A senior official from Japan Iron & Steel Federation said "The expansion in China steel industry comes as a surprise. More and more problems are highlighted as the same time. The official added that some officials from Chinese steel industry were seeking for the roots of these problems.”
Recoveries have been seen in the global steel industry since 2009. The emerging countries boast quicker growth than the developed countries. At present, the capacity usage rate in both Japan and South Korea are lifting up gradually under the impact of rebounds in exports and automobile demand.
An analyst from Shenyin Wanguo Securities disclosed that Japanese capacity usage rate exceeded 80% with NSC capacity usage rate over 90%. In South Korea, POSCO is almost running at full capacity.
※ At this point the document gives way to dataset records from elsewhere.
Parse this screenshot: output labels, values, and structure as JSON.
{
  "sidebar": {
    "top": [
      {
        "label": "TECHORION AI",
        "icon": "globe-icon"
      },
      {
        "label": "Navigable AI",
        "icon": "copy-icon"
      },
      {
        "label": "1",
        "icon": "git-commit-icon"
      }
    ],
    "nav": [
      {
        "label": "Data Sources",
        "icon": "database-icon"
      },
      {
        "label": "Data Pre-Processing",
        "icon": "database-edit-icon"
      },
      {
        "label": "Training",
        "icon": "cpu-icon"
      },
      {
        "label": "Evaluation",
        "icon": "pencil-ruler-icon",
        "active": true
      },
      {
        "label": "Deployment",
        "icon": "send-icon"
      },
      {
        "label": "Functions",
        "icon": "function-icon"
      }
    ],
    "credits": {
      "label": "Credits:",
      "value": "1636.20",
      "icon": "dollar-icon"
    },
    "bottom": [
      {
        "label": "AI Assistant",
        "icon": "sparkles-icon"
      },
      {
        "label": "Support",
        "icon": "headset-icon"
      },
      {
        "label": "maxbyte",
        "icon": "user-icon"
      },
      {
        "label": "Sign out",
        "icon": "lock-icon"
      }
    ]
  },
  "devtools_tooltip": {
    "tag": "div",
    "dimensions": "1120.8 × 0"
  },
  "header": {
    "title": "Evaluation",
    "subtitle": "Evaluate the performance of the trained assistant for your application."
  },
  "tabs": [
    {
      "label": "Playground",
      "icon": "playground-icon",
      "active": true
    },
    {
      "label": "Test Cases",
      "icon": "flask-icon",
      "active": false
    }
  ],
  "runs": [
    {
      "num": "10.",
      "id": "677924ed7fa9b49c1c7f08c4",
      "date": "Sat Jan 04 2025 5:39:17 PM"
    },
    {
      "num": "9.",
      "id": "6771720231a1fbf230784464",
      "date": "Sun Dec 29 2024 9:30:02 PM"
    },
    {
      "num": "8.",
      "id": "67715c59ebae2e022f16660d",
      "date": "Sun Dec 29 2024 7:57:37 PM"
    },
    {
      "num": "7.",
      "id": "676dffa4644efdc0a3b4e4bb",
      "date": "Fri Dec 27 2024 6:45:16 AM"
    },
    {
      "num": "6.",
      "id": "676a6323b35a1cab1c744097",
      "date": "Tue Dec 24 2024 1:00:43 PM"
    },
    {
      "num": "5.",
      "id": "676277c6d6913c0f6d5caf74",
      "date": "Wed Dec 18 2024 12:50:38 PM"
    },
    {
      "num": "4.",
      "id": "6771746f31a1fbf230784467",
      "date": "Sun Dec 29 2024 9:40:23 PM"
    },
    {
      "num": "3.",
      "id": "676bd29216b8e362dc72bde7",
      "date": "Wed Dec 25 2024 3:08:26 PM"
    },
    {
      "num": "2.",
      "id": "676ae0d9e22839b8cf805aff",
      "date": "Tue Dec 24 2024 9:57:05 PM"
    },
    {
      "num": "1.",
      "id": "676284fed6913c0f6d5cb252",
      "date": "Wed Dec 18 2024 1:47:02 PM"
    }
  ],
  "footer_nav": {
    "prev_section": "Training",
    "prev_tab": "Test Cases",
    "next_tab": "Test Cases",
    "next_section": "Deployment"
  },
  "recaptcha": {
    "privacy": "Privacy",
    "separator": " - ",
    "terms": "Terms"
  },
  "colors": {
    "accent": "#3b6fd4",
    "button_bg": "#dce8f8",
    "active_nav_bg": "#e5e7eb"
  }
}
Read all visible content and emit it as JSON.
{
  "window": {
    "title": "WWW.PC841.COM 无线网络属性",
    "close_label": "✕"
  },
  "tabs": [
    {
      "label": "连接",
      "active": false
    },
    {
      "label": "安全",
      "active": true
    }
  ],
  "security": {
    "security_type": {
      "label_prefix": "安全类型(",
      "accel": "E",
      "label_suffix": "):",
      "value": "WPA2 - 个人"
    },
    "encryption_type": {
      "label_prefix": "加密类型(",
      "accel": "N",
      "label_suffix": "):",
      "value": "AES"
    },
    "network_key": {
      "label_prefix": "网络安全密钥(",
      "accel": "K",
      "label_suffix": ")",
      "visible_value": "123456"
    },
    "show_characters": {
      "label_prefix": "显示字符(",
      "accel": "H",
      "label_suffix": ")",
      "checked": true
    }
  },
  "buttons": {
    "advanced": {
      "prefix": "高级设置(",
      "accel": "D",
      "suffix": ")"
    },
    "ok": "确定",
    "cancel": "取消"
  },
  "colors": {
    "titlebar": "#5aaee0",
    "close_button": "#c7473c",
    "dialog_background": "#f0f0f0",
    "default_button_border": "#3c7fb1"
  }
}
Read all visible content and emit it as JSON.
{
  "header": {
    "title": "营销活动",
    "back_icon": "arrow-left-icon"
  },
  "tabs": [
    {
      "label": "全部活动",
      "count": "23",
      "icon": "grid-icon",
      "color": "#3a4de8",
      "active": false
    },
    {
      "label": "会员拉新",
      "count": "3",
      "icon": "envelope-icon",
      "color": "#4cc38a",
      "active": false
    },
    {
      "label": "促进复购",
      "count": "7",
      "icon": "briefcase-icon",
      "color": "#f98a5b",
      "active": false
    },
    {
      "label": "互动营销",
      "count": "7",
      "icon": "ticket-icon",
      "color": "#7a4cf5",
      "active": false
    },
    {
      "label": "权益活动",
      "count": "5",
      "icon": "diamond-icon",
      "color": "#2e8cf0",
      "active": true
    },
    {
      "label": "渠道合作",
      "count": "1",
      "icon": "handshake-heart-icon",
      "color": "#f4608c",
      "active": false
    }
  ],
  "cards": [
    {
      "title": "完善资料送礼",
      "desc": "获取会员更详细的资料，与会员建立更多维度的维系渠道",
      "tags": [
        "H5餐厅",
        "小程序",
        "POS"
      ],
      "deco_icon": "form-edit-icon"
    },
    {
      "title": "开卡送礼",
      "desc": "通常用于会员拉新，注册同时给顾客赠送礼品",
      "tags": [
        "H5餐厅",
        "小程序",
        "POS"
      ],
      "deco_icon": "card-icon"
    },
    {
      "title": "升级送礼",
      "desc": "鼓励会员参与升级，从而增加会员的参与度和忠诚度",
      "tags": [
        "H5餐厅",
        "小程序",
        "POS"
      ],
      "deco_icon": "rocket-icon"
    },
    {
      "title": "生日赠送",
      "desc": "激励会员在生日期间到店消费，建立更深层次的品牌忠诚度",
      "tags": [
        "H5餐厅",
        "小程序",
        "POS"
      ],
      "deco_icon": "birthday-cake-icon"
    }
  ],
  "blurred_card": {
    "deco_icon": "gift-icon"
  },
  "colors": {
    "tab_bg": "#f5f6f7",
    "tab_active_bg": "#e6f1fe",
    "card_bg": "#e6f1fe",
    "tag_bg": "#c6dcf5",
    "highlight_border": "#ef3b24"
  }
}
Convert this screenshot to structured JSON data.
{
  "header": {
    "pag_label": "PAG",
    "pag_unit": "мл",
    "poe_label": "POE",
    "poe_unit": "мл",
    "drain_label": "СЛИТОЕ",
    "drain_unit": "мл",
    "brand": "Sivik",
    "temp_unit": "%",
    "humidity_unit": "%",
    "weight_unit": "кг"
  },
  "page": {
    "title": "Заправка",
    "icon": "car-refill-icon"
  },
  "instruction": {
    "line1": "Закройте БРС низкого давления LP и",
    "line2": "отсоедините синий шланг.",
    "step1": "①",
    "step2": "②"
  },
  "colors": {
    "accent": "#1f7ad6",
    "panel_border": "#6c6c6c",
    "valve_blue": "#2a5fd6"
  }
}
The analyst pointed out that the recoveries in these two countries' steel industry would become an obstacle to the annual benchmark talk.
The analyst was quoted as saying that "Most Japanese and South Korean steel mills we ever paid visits to foresee rises in iron ore benchmark for fiscal 2010 as they attributed the price rise to China robust demand. Besides, the appreciation of yen and won also help them to be alleviated from the pressure caused by the price rise in iron ore."
However, Mr Luo Bingsheng Vice chairman of CISA held that Japanese and South Korean steel mills suffered from losses. The global iron ore were still oversupplied which would not be reversed.
Some experts said frankly that there is still a long way for Chinese steel mills to catch up with Japanese and South Korean steel mills in terms of management and capital operation even though some of Chinese steel mills, such as Baosteel Group have already surpassed Mittal and NSC in technical equipments.
Japanese and South Korean steel mills have already shifted to directly serving end consumers from merely selling steel products. Though Chinese steel mills generally organized their production according to the demand, no obvious resulted were achieved as there were so many steel traders in China that Chinese steel mills had difficulties in organizing and adjusting their production according to consumers' real requirements.